The Poet

Last weekend I had the opportunity to speak about poetry. It was a welcome surprise. I had 10 minutes to decide what to say and 5 minutes to present the material. The kernel of what I said centred on the imagination. Poetry, I said, is the unique expression of creative consciousness. This is perhaps best understood by the following quote from Owen Barfield:

To be able to experience the representations as idols, and then to be able also to perform the act of figuration consciously, so as to experience them as participated; that is imagination.

The imagination is unique in that it is experiential, it cannot be readily shared except through the creative process of poetry, music, art and so on, and then only imperfectly. When I read a book I allow the words to become images in my mind which is a sharing in the imagination of the author. You might see something different to me, though it is no less real to either of us, it is however, different.

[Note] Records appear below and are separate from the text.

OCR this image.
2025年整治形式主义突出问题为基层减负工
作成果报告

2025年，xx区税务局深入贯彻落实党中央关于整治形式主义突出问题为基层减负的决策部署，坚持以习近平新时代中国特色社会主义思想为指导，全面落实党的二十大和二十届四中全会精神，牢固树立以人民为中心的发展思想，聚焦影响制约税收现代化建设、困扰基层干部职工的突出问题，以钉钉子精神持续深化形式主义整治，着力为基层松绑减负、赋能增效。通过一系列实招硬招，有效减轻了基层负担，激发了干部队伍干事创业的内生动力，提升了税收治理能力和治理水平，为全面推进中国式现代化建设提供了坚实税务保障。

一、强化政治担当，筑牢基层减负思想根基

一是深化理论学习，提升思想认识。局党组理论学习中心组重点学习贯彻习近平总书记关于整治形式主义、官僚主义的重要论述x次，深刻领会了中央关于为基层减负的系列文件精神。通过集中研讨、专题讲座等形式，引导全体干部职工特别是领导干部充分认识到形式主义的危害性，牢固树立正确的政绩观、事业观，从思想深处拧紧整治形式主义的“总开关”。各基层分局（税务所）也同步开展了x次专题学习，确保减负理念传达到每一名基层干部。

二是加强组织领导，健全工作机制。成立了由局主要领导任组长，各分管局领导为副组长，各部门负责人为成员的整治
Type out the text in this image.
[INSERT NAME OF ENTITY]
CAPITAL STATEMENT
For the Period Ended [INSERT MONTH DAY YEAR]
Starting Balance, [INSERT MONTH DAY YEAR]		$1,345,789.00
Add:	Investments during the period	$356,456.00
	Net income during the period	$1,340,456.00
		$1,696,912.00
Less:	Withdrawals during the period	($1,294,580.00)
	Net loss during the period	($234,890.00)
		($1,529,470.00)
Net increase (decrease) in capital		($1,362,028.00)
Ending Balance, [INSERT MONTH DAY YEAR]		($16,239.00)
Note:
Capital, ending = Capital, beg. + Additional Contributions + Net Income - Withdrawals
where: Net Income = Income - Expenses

The poet, one such as Cædmon, is able to create a whole world 9 lines. Others such as Tolkien have not only created worlds but languages, peoples and beings that reflect elements of our inner lives. These poets participated in God’s inner life. They did so by following the exoteric teaching of the Catholic Church, and consciously or unconsciously purified their disordered lower centres through fasting, prayer and diligence. I will leave you to be the judge when it comes to the following poets and their poems.

Three poems on the Nativity

Saint Robert Southwell The Burning Babe

John Milton On the Morning of the Nativity

William Butler Yeats The Second Coming

Edit: Perhaps The Nativity of Christ by Southwell would have been more appropriate, however I do like The Burning Babe. Both speak of a purification by Christ in us through a consuming fire or by consuming bread.